Normally a raft of high-end options wouldn't be found on performance-oriented cars like these, but the pressure of mass appeal in the marketplace has pushed the automakers to offer more equipment than ever for the Evo and STI. Whether this is a good thing depends on whether you think convenience should outweigh purity of purpose.
2008 Mitsubishi Lancer Evolution GSR
2008 Mitsubishi Lancer Evolution MR
2008 Subaru Impreza WRX STI
N/A: Not Available
HID headlights: These cars are fast enough that it's easy to out-drive your headlights. HIDs offer illumination superior to conventional halogens.
Keyless ignition: You can dispense with having to fish a key or fob out of your pocket or purse when you have keyless ignition. Just walk up to the car, open the door and turn the ignition switch.
Navigation system: Likewise, this is a boon to locating your favorite canyon road and will help you find your way home when you get "lost."
Satellite radio: When you drive as hard as these cars allow, you'll end up in remote areas. You'll want to be able to enjoy your favorite songs, jokes, sports and news no matter where you end up.
Personal Rating (5%): Purely subjective. After the test, each participating editor was asked to rank the vehicles in order of preference based on which he or she would buy if money were no object.
Recommended Rating (5%): After the test, each participating editor was asked to rank the vehicles in order of preference based on which he or she thought would be best for the average consumer shopping in this segment.

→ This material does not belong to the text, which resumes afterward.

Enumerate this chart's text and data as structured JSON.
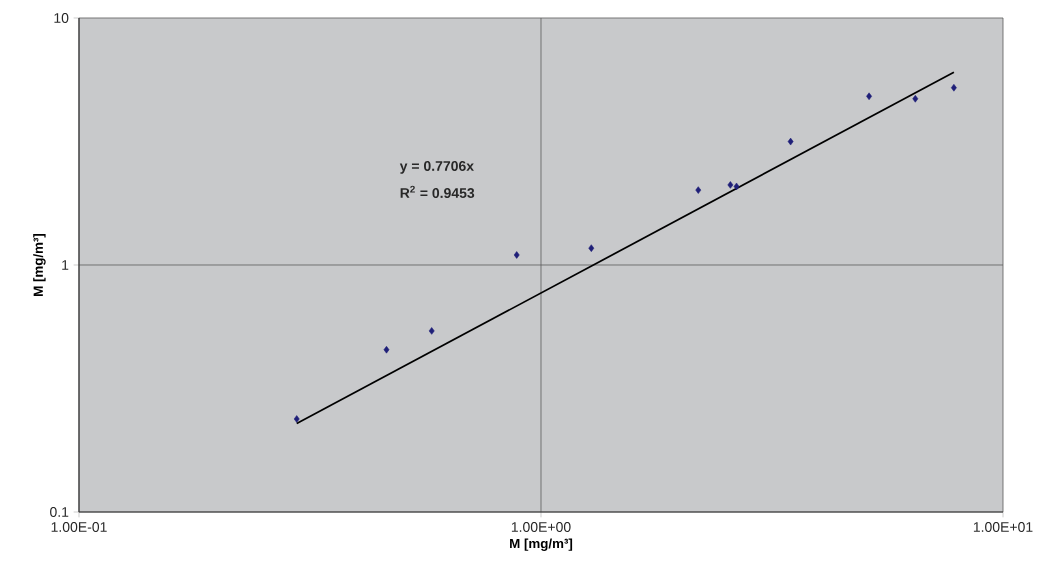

27-Point Evaluation (20%): Each participating editor ranked each vehicle based on a comprehensive 27-point evaluation. The evaluation covered everything from exterior design to cupholders. Scoring was calculated on a point system, and the scores listed are averages based on all test participants' evaluations.
Feature Content (20%): For this category, the editors picked the top four features they thought would be most beneficial to the consumer shopping in this segment. For each vehicle, the score was based on the amount of actual features it had versus the total possible. Standard and optional equipment were taken into consideration.
Performance Testing (25%): All three cars were subjected to all of our standardized instrumented tests: acceleration (0-60 time and quarter-mile elapsed time and trap speed), braking distance (60-0), slalom speed (600 feet) and skid pad (200-foot diameter). Points were awarded using a percentage calculation, with the best performing car receiving 100 percent in each test.
Price (25%): The numbers listed were the result of a simple percentage calculation based on the least expensive vehicle in the comparison test. Using the "as tested" prices of the actual evaluation vehicles, the least expensive vehicle received a score of 100, with the remaining vehicles receiving lesser scores based on how much each one costs.